Prevention, out-of-pocket costs, and oral health.
Despite prevention being nominated as the highest priority for the Budget by a number of key health groups prior to the Budget, the actual Budget measures were very light on preventive health. In fact, prevention was not even given its own section in the briefing documents prepared by the Department of Health, but was grouped together with sport and mental health as a single item.
There were some individual initiatives announced which have a preventive health focus, such as funding for whooping cough vaccines for pregnant women, a National Injury Prevention Strategy and hearing assessments for pre-school Indigenous children. These measures in themselves seem sensible and were generally well received by the health sector.
However, there was no attempt to link these initiatives together into a broader approach to prevention or to articulate an overall approach to addressing the key determinants of illness and disability throughout the health system.
Specific proposals, made repeatedly by health organisations and advocates, for a tax on sugary drinks and junk food advertising restrictions were ignored, despite evidence that these measures have succeeded in other countries.
With around two-thirds of all Australians now classed as overweight or obese, and therefore at a higher risk of a range of serious chronic diseases, this is a problem that can no longer be ignored. Of course, it is a complex and challenging issue which could not be solved by one Budget.
However, disappointingly the Government failed to even signal that this was on their radar as a high priority. Since the abolition of the Australian National Preventive Health Agency in 2014, there is a lack of national leadership and coordination on preventive health and this Budget did nothing to fill this gap.
Out-of-pocket (OOP) health care costs are a major source of health funding in the Australian health system. OOPs can have a major impact on consumers’ access to health care, influencing both the types of services they access and when they access them. Yet despite their influence and despite the fact that they contribute a larger share of health funding than private health insurance, OOPs are not addressed through any national policies or overseen by any level of government. This is a major problem as there is widespread evidence that OOPs are creating barriers to access and causing financial hardship for many Australians.
The Consumers Health Forum of Australia recently undertook a comprehensive survey on OOPs relating to health care and found that many respondents reported struggling to afford basic and essential health care, such as filling prescriptions, routine dental visits and tests recommended by GPs. Some reported having to delay or forgo care due to unaffordable OOPs and others made financial sacrifices to afford the care, sometimes going into debt with costs of $10 000 and higher.
This Budget would have been an ideal opportunity for the Government to draw on the information on consumer experience of OOPs to announce a measure targeted at minimising their impact on the most vulnerable groups, typically people on low incomes with chronic illnesses and disabilities. At the very least, the Government could have supported calls from consumer groups for greater transparency around medical fees and charges to enable consumers to make more informed choices about their health care use.
However, the Government did not address OOPs or any related issues, such as fee transparency or informed financial consent, in the Budget. This is a short-sighted omission as problems caused by OOPs risk undermining the aims of some of the other Budget initiatives, such as additional funding for PBS medicines and rural allied health, which rely on people being able to pay upfront fees and charges.
A country as wealthy Australia should be able to afford dental care for all its citizens. Many countries with fewer resources than Australia provide much more in the way of subsidised dental care for their citizens and have better dental health overall to show for it.
We know from surveys that 30% of Australians currently go without regular dental care due to cost, unavailability of services and other barriers. More than one in three Australians delay or avoid dental treatment because they can’t afford the cost. This problem is even worse in disadvantaged communities, including among people on low incomes, people living in rural and remote areas, Indigenous people, aged care facility residents and people with disabilities.
Despite this widespread problem, the only funding for dental services in the Budget was for the Royal Flying Doctor Service to provide oral health (and other) health services to people in remote areas where no private services are available. This sends a message to the community that the Government supports the current model of private mainstream dental services and does not want the public sector to play a greater role.
There is no good physiological reason for excluding teeth from Medicare – they are just as much as body part as any other and oral health is inextricably linked to overall health and well-being.
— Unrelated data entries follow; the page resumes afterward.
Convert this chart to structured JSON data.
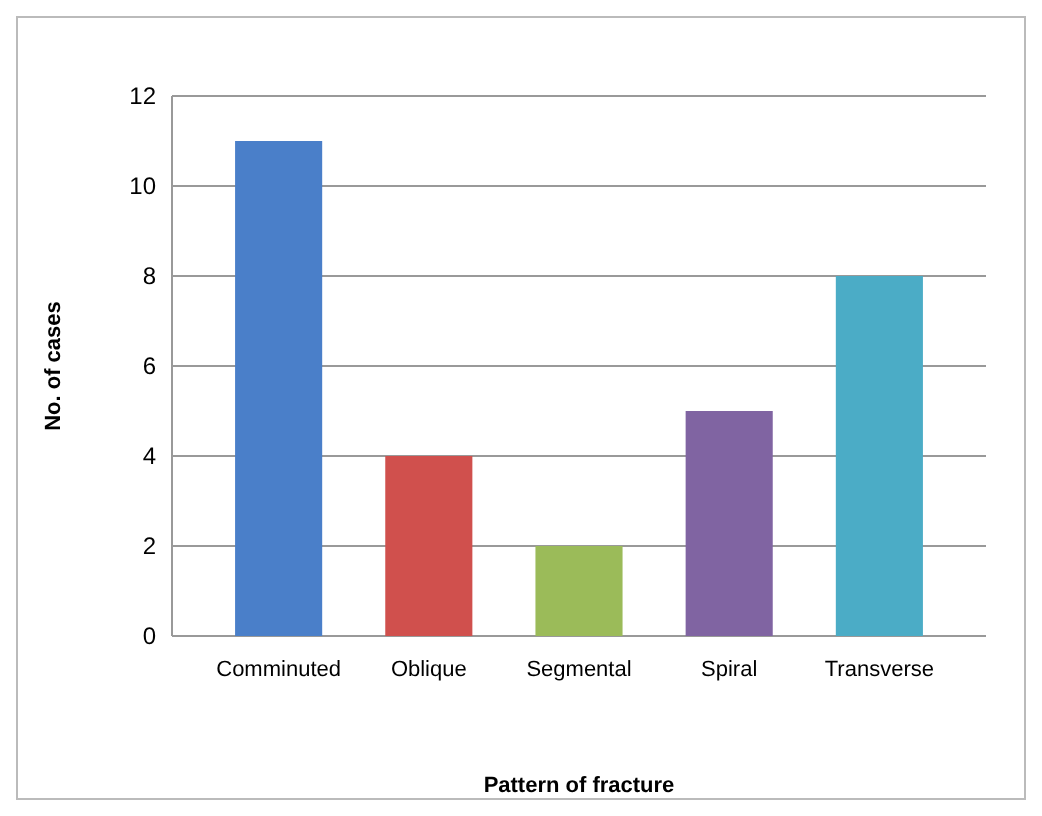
{
  "chart_data": {
    "type": "bar",
    "xlabel": "Pattern of fracture",
    "ylabel": "No. of cases",
    "categories": [
      "Comminuted",
      "Oblique",
      "Segmental",
      "Spiral",
      "Transverse"
    ],
    "values": [
      11,
      4,
      2,
      5,
      8
    ],
    "colors": [
      "#4a7fc9",
      "#d0504d",
      "#9bbb59",
      "#8064a2",
      "#4bacc6"
    ],
    "ylim": [
      0,
      12
    ],
    "yticks": [
      0,
      2,
      4,
      6,
      8,
      10,
      12
    ],
    "grid": "y"
  }
}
People with untreated dental problems are at higher risk of a number of serious illnesses, such as heart disease, diabetes and some forms of cancer. They also can experience social isolation and difficulties in participating in employment and other aspects of life.
Including dental services in Medicare would be expensive but the cost of ignoring untreated dental problems is much larger. We do already subsidise some private dental services but unfortunately, this occurs via the inefficient and inequitable private health insurance rebate. A much more effective model would be to use the funding currently going into the rebate (around $7-$9 billion depending on how it is calculated) to support an expansion of Medicare to include basic, preventive dental care.
While passing over this issue in the Budget, the Coalition can commit to addressing this issue in its pre-election policy platform either through diverting funding from the private health insurance rebate or allocating additional funding to Medicare to incorporate an entitlement to oral health care.
Jennifer Doggett is the Chair of AHCRA, a Fellow of the Centre for Policy Development a member of the Croakey Collective and a consultant working in the health sector.